En fait, Péripate, n’a pas tord :
Le libre-échange imposé à ses colonies par l’empire Britannique n’était pas supportable par les Américains : ils étaient voués à une dette perpétuelle, sans capacité de développement économique, simple réservoire de ressource et mains d’oeuvre.
Cela n’a pas été supportable aux Américains, qui ont donc fait la révolution.
Par conséquent, suite à la révolution américaine, les Etats-Unis ont poursuivi une politique protectionniste au long du XIXème siècle, leur permettant d’acquerir un développement économique considérable au long du XIXème siècle, rattrapant à grande vitesse les pays européens.
Bien-sûr, le système politique américain était partagé en particulier entre Nord et Sud, le Nord étant industrialisé et produisant des biens manufacturés, le Sud étant agricole, faisant produire le coton par les esclaves.

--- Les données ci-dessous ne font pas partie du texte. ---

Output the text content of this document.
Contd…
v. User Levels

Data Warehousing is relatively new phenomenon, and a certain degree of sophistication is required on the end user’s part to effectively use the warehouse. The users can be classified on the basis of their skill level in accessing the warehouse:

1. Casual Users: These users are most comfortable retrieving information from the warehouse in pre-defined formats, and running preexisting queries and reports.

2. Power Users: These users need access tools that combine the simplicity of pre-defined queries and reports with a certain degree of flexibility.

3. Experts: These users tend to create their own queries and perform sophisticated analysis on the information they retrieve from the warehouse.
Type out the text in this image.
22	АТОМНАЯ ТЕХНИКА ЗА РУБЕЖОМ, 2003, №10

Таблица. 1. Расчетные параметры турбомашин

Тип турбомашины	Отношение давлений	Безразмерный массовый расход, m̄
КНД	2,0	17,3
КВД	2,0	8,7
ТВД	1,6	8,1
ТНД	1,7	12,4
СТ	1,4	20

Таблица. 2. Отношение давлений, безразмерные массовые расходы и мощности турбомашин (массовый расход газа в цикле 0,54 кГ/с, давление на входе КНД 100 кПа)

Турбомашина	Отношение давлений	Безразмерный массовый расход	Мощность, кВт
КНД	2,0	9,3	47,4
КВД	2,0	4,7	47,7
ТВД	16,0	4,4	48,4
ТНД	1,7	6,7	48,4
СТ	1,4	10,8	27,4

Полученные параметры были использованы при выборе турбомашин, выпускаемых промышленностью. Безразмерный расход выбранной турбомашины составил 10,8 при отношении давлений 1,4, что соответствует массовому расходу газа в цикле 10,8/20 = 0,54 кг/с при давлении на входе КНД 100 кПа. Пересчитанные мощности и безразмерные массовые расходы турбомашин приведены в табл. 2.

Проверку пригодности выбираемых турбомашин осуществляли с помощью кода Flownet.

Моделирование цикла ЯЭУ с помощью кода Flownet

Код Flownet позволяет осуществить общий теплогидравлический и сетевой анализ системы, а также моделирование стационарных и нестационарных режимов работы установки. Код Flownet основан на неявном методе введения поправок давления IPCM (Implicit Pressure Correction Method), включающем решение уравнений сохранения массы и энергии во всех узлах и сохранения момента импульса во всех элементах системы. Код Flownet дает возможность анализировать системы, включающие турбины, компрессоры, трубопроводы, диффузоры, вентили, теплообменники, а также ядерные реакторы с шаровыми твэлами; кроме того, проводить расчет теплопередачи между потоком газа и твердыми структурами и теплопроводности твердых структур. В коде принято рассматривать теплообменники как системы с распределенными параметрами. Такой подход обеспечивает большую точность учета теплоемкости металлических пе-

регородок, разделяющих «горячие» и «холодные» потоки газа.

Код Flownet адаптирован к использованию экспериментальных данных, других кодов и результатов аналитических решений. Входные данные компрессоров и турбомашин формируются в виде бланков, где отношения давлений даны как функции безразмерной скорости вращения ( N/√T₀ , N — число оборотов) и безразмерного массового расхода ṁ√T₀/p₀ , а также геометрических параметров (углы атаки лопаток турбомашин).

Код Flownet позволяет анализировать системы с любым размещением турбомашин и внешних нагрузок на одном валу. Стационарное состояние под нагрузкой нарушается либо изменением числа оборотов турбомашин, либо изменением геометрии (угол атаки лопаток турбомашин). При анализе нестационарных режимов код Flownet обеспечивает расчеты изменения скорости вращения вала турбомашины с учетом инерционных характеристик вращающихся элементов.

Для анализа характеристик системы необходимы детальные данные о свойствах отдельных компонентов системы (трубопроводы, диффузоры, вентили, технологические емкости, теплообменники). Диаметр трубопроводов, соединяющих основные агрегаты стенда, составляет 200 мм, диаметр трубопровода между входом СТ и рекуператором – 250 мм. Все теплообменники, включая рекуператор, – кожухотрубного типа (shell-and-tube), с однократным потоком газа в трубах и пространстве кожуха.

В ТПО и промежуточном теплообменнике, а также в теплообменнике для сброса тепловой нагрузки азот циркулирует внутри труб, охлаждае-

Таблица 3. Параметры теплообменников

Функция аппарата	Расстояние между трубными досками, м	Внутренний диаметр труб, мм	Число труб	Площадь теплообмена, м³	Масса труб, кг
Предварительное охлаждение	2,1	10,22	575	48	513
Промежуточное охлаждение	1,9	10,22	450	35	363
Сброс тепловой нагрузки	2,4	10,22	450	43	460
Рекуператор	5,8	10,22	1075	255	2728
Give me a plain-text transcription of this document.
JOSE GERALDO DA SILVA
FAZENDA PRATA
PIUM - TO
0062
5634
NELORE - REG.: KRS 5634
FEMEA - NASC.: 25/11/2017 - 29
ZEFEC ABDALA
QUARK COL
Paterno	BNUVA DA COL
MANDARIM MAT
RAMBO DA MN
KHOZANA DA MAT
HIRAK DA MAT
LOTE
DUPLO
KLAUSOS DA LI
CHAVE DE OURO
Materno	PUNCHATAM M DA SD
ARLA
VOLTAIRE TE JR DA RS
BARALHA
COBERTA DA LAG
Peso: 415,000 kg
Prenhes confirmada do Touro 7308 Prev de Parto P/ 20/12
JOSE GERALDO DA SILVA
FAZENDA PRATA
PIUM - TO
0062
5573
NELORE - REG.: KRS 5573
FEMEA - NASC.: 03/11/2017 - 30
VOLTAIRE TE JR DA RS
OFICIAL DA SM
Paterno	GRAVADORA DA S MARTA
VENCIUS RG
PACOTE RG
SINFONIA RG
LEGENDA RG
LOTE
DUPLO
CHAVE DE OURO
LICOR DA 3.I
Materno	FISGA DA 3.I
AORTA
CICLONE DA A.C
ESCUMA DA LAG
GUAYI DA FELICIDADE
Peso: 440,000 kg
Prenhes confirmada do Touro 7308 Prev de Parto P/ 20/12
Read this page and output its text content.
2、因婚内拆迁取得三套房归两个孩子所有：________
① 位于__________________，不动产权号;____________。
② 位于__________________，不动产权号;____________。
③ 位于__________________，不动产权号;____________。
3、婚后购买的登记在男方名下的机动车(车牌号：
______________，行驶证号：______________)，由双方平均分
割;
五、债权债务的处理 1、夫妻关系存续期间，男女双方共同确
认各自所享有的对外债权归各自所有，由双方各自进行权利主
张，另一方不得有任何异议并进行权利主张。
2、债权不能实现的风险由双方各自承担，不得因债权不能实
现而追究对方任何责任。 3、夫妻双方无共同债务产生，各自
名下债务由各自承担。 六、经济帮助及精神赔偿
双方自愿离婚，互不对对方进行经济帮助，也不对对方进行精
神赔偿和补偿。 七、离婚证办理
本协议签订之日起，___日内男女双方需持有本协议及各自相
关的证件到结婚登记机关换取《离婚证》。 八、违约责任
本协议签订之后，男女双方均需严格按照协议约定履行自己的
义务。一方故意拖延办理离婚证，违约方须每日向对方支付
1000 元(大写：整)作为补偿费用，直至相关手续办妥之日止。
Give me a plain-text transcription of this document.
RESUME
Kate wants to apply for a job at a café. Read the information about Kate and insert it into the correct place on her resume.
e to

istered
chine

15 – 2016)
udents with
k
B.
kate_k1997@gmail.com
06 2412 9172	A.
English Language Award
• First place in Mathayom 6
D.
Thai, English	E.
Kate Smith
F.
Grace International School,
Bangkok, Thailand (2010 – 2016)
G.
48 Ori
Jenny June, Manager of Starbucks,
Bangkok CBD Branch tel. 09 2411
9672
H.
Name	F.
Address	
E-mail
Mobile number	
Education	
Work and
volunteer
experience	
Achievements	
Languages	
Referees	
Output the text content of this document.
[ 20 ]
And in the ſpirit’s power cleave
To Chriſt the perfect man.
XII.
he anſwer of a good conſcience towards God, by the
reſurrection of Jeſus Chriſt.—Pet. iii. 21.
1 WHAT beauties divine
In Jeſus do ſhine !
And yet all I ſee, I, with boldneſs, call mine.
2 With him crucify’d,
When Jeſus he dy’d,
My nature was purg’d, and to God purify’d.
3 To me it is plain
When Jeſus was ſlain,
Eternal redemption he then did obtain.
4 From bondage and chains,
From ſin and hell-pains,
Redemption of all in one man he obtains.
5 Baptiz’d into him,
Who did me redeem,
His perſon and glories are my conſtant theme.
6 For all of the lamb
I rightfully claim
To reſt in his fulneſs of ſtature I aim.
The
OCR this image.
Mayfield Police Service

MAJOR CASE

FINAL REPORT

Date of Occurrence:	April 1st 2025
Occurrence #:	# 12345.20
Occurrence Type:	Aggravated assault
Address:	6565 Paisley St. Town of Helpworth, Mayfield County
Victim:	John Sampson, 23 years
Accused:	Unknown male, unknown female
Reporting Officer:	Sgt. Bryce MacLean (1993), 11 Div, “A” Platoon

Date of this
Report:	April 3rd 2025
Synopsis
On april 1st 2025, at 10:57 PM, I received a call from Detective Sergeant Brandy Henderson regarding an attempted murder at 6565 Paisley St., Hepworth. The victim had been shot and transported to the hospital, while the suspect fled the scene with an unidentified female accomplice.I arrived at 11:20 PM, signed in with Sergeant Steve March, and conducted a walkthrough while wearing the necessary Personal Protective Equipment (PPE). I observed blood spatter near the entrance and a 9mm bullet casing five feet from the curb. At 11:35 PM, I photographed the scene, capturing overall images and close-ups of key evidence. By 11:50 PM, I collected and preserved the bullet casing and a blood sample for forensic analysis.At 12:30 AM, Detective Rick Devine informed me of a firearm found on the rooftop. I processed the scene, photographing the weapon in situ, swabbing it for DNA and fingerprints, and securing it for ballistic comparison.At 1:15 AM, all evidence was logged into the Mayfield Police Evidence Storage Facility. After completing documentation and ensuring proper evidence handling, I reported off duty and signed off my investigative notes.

Cet antagonisme a dégénéré en guerre civile lors de la guerre de sécession, le Sud refusant de libérer les esclaves car de ne pas à avoir à payer les producteurs était le seul moyen, selon eux, de faire des bénéfices à partir de leur production à faible valeur ajoutée.
Sinon, tu peux voir aussi la libération de 1945 comme une sorte de retour au protectionnisme face à l’Europe fasciste triomphante, et comme une volonté d’indépendance des puissances étrangères.
Il ne faut voir dans le protectionnisme qu’une méthode politique, pour stabiliser l’économie internationale, protégeant à la fois les salaires élevés des travailleurs des pays développés, et permettant aussi le développement d’industries à fortes valeur ajoutée dans les pays qui le sont moins.
Cette ajustement protectionniste est suffisant pour stabiliser le système économique, et il s’avère aujourd’hui nécessaire de le stabiliser en effet.